The Serbian government increased its deposit guarantee for savings from 3,000 to 50,000 euros. The National Bank of Macedonia has taken similar actions. And the Albanian economic sector is becoming sensitive to the indirect credit risk rising from the increased exchange rate and the rate volatility, according to the Bank of Albania. Individual banks' sensitivity to assumed shocks has also increased.
Dritan Keliu, an economics professor and head of the Tirana-based Balkan Centre for Economy and Trade, told SETimes that the financial sector in the region depends on developments in Western Europe.
"All the banks in the region are branches of European banks, or have percentage of shares from those, especially from Greece which are mainly in Albania and Serbia. For this reason, the governments must observe how the 'mother' banks in Europe are affected by the crisis, to be able to take actions in their countries," Keliu said.

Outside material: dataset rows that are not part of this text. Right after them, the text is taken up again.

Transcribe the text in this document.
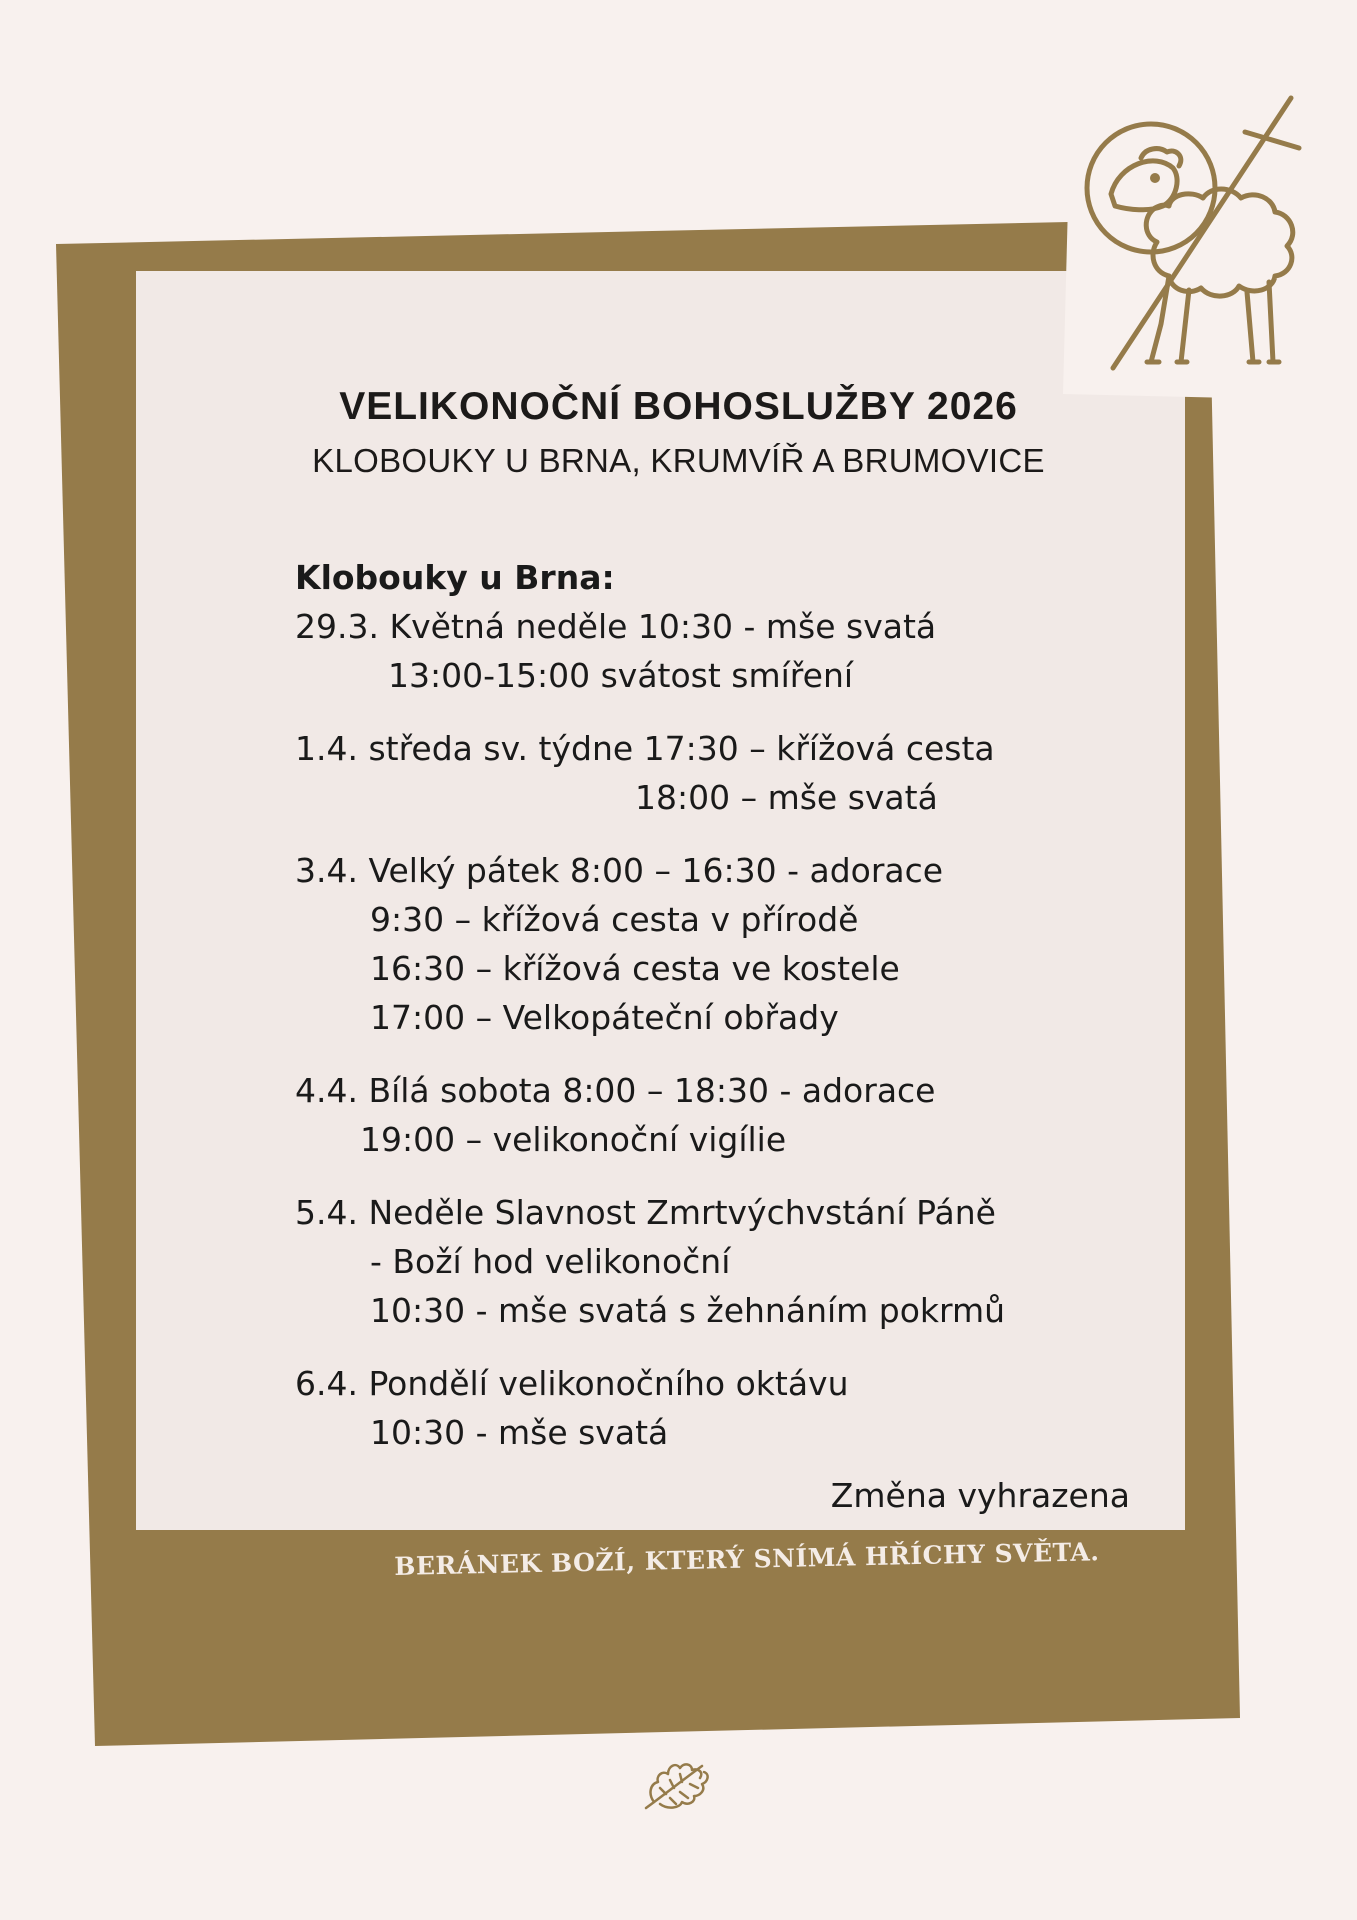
VELIKONOČNÍ BOHOSLUŽBY 2026
KLOBOUKY U BRNA, KRUMVÍŘ A BRUMOVICE
Klobouky u Brna:
29.3. Květná neděle 10:30 - mše svatá
13:00-15:00 svátost smíření
1.4. středa sv. týdne 17:30 – křížová cesta
18:00 – mše svatá
3.4. Velký pátek 8:00 – 16:30 - adorace
9:30 – křížová cesta v přírodě
16:30 – křížová cesta ve kostele
17:00 – Velkopáteční obřady
4.4. Bílá sobota 8:00 – 18:30 - adorace
19:00 – velikonoční vigílie
5.4. Neděle Slavnost Zmrtvýchvstání Páně
- Boží hod velikonoční
10:30 - mše svatá s žehnáním pokrmů
6.4. Pondělí velikonočního oktávu
10:30 - mše svatá
Změna vyhrazena
BERÁNEK BOŽÍ, KTERÝ SNÍMÁ HŘÍCHY SVĚTA.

Kosovo is already in a financial crisis – its unemployment rate is at 45% and the annual wage is 6,500 euros, the lowest in Europe, making Kosovars particularly vulnerable to the financial crisis, but the government is making efforts to stabilise the economy.
"The financial sector in Kosovo continues to be stable and sustainable as a result of the partial integration with the European financial sector, effective supervision by the Central Bank of Kosovo and added caution by banks in the country in the placements of their investment," Muharrem Shahini, finance ministry spokesman, told SETimes.
However, not all agree with the government's optimism. Lumir Abdixhiku, executive director of RIINVEST Institute, criticised the government for not taking the measures previously. He said that the crisis will undoubtedly affect Kosovo -- at the least through the reduction of remittances and reduced foreign investment.
"The government's policies are nonexistent in the case of any eventual crisis [affecting Kosovo]. Our country makes more reactive than proactive policies. [The government] has failed to build the foundations of a sustainable private sector," Abdixhiku told SETimes.
But Shahini said Kosovo's financial system is stable.
"In order to provide additional liquidity to the financial system in place, Kosovo has allocated a fund of 46m euros from the budget [to cover] the liquidity reserve," Shahini said.
And, he said, that might not even be necessary. "The current crisis of public debt in EU countries is not expected to have an impact on the local economy," Shahini said.
However, Abdixhiku disagreed. Greece has been a serious investor in the region, and its weakness in recent years has reduced the opportunities for investments in Kosovo.
"I believe that Kosovo is far from immune to the European crisis. Macro-economic indicators continue to indicate a low record, unemployment still remains at 40%, and inflation rates last year reached 8%. For a poor country like Kosovo, the economically marginal effect of the crisis is smaller," he said.